I am reading the paper on Wide & Deep learning and for the wide component, it states that one of the most important transformations is the cross-product transformation. This is defined as follows:

$$\phi_{k}(\mathbf{x})=\prod_{i=1}^{d} x_{i}^{c_{k i}} \quad c_{k i} \in\{0,1\}$$

Then, the authors argue that for binary features, a cross-product transformation (e.g., “AND(gender=female, language=en)”) is 1 if and only if the constituent features (“gender=female” and “language=en”) are all 1, and 0 otherwise.

But how does this relate to the given formula?
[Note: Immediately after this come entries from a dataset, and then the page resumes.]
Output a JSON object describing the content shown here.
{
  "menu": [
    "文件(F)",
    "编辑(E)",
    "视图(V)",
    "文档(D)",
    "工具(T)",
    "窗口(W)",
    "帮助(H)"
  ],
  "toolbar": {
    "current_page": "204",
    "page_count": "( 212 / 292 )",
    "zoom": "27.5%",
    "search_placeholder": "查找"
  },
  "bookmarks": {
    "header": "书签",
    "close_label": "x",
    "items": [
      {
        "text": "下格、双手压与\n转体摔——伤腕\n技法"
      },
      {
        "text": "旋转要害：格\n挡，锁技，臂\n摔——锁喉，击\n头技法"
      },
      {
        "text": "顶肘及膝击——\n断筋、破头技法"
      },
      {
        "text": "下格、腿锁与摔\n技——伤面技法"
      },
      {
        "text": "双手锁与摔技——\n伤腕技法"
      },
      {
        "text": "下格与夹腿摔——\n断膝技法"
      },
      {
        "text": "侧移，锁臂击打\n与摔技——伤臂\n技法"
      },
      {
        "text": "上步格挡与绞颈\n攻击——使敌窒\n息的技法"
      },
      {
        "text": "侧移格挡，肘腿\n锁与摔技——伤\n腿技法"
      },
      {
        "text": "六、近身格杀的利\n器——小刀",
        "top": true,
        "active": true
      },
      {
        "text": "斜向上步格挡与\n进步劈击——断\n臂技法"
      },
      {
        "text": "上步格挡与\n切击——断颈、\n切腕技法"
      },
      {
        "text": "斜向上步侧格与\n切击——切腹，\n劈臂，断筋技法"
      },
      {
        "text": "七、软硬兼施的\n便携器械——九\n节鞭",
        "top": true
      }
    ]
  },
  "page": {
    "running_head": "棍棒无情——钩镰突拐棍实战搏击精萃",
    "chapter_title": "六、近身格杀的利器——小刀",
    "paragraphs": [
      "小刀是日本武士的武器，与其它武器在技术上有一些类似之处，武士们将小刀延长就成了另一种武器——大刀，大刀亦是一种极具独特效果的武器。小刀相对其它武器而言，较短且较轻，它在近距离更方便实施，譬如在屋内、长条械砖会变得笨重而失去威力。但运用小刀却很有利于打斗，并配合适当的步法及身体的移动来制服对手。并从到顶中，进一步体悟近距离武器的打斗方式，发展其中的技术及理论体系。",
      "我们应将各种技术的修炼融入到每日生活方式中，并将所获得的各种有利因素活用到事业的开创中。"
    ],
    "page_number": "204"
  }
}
And how can I think of the cross-product transformation in general?


1 Answer 1


Let's do this in the opposite order of how you asked. i.e. first:

How can I think of the cross-product transformation in general?
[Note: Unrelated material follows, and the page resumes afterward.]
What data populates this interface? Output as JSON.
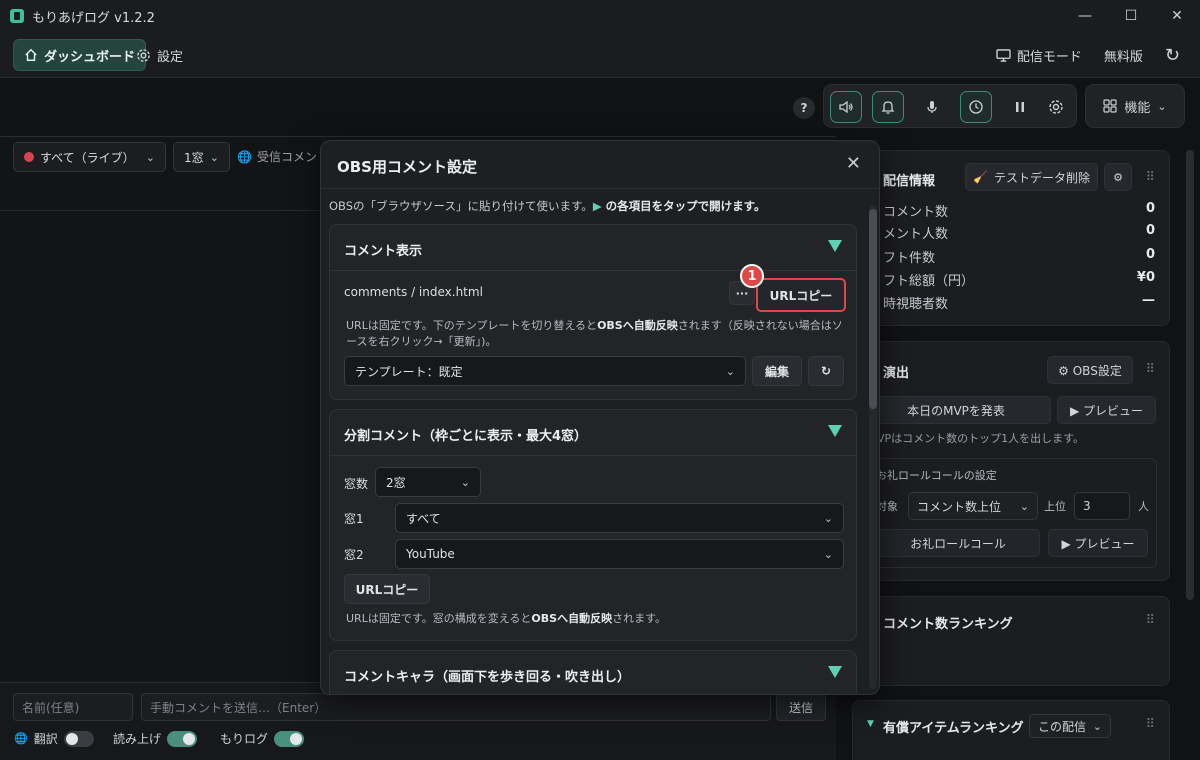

For me a cross-product comes from linear algebra, and it is a different transformation. Therefore let's start by not confusing both. The cross-product in the equation above is a transformation alright but is not related to what most of us call a cross product.
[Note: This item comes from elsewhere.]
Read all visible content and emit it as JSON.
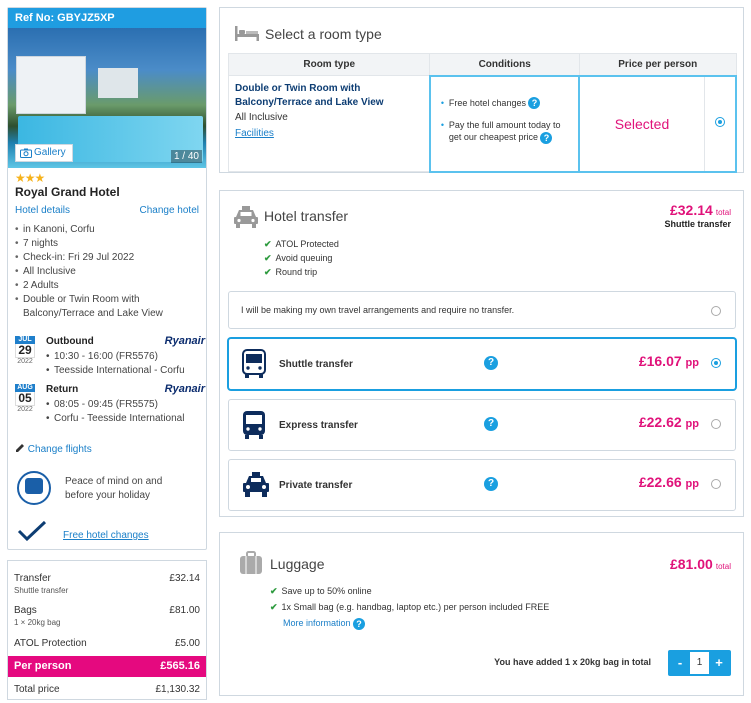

With that out of the way let's look at the formula. Since both the index on the product and components of $\vec{x}$ and $\vec{c}$ are the same (they're all $i$), we can be rather confident that $d$ is the number of dimensions/features we are working with. Therefore to make things a little easier to see let's work with $d = 4$:

$$ \phi_{k}(\vec{x})=\prod_{i=1}^{4} x_{i}^{c_{k i}} \quad c_{k i} \in\{0,1\} $$

Now we can write an example vector to which we apply the transformation, say:

$$\vec{x} = [7, 5, -0.5, 0.2]$$

And an example vector which parametrizes the transformation:

$$\vec{c} = [0, 1, 1, 0]$$

And for a start let's evaluate the transformation:

$$\phi_k(\vec{x}) = 7^0 \cdot 5^1 \cdot -0.5^1 \cdot 0.2^0 = 5 \cdot -0.5 = -2.5$$

And that's it. But now comes the important part, let's describe what this transformation just did: We took a vector in 4 dimensions, took it's 2nd and 3rd components and multiplied them together (whilst we ignored the 1st and 4th components). In other words the transformation $\phi_k$ uses its parametrization $\vec{c}$ to decide which components of its argument to product together.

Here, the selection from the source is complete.